The following two FTSE 250 stocks have seen their share prices surge in recent months but their valuations remain undemanding, at least for now.
Red hot
It has been a good day for Vesuvius (LSE: VSVS), a global leader in molten metal flow engineering, whose share price is up almost 9% after this morning’s trading update. This caps a good year for the group, whose share price has nearly doubled from 331p to 590p over the last 12 months.
Vesuvius has benefitted from encouraging signs of improvement in the global steel market, a trend that has driven a strong first quarter in 2017, making up for a relatively weak final quarter last year. Management recognises that these are early days and warns that predicting market resilience is never easy, but assured markets that it was “cautiously optimistic” about its 2017 trading performance.
Ready to blow
Vesuvius has been helped by 5.7% year-on-year growth in global steel production, as reported by the World Steel Association. However, this starts from the relatively low baseline of Q1 2016, and full-year 2017 growth expectations will be materially lower than this figure. Management is also concerned about specific markets, with demand for light vehicles slowing in the US, and heavy truck and mining sales showing only slight signs of recovery.

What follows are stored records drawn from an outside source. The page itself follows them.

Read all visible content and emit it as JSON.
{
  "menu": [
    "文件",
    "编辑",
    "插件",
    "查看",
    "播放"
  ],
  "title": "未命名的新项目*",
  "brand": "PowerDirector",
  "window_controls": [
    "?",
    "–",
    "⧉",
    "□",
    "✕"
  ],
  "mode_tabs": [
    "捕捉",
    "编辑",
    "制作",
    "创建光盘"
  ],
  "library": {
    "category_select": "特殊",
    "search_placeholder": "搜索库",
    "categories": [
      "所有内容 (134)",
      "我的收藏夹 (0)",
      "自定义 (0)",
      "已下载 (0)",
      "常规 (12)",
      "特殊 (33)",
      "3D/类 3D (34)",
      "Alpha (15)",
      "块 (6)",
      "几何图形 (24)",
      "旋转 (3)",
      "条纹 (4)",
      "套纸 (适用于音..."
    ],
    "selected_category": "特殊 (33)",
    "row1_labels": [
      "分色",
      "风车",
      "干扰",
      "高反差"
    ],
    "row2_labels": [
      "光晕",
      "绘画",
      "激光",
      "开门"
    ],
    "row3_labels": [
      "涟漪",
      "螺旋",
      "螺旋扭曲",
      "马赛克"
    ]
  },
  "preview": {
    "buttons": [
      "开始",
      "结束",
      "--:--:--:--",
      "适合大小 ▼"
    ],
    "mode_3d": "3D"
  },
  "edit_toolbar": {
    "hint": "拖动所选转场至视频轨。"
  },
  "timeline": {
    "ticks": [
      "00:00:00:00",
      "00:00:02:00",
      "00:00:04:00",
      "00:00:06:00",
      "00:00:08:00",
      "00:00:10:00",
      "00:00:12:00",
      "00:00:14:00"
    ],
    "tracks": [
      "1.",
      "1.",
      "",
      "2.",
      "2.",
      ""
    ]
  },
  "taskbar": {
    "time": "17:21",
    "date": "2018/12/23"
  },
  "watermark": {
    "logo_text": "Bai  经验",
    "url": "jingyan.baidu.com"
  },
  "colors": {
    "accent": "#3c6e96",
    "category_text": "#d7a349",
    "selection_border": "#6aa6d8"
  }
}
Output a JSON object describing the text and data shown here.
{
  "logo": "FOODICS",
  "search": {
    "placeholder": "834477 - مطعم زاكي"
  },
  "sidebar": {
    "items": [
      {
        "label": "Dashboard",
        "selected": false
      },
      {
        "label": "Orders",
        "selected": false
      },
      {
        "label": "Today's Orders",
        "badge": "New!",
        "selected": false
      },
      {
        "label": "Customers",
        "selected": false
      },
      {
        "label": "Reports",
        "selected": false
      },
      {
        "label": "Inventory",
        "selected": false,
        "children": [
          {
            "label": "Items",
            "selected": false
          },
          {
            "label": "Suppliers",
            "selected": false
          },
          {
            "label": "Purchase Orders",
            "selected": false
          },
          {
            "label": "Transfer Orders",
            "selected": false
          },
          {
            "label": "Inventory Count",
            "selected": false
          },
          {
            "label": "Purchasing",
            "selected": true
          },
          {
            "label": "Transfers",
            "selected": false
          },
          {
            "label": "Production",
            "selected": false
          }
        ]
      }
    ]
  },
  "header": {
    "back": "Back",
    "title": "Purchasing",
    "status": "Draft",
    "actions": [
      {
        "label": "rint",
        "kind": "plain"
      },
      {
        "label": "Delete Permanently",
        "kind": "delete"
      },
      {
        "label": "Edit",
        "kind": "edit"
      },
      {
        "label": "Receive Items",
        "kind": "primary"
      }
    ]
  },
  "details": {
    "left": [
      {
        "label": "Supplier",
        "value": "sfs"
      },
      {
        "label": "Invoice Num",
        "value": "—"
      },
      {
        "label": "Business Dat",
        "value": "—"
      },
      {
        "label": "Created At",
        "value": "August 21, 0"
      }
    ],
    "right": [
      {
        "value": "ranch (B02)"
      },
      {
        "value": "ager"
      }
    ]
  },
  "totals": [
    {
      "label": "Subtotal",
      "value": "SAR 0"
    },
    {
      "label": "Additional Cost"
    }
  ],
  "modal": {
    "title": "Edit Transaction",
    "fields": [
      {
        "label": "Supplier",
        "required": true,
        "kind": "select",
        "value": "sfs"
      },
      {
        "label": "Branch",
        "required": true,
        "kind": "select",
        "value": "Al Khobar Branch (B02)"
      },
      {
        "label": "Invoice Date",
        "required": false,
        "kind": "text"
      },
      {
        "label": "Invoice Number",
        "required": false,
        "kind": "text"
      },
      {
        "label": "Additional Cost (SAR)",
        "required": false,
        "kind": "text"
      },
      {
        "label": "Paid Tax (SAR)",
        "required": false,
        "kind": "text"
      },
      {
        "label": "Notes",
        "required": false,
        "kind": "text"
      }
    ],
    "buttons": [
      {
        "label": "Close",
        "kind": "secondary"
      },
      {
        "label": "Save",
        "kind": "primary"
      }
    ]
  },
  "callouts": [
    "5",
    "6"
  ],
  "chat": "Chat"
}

The firm continues to seek out restructuring opportunities, with total targeted savings of £45m a year. It has also benefitted from sterling weakness, although that may now reverse. The outlook is bright, with forecast earnings per share (EPS) growth of 12% this year and 10% in 2018. This is available at an undemanding forecast valuation of 15.4 times earnings. However, revenues look set to rise only slowly, so much of this is down to cost-cutting. A 3% yield covered 1.8 times is solid but not spectacular. Markets evidently like what they heard today and Vesuvius looks set to keep bubbling along nicely, providing the global economy does.
Defensive play
Meggitt (LSE: MGGT) has been hitting the highs lately, its share price rising 20% in the past year alone, of which 12% came in the last three months. However it still looks affordable, trading at just 13.81 times earnings.
The group, which specialises in high performance components and sub-systems for the aerospace, defence and energy markets, was given extra lift-off after reporting revenue growth of 9% last month. It was boosted by weaker sterling, which beefed up the value of its overseas earnings. Civil aerospace, organic aftermarket revenues and original equipment revenues all grew 3% organically, although military revenues declined 5%, and energy revenues also declined.
Trump play
The future looks steady, with anticipated 2%-4% organic revenue growth for the year, in line with guidance issued in February. The outlook for its military division should also be brighter, assuming that President Trump gets at least some of his spending package through Congress.
EPS are forecast to rise a steady 7% this calendar year and 5% in 2018. These steady growth prospects are yours for an attractive forward valuation of just 12.4 times earnings, while the forecast yield of 3.3% is handily covered 2.3 times, suggesting room for progression. I’m hoping that Meggit will fly to new heights.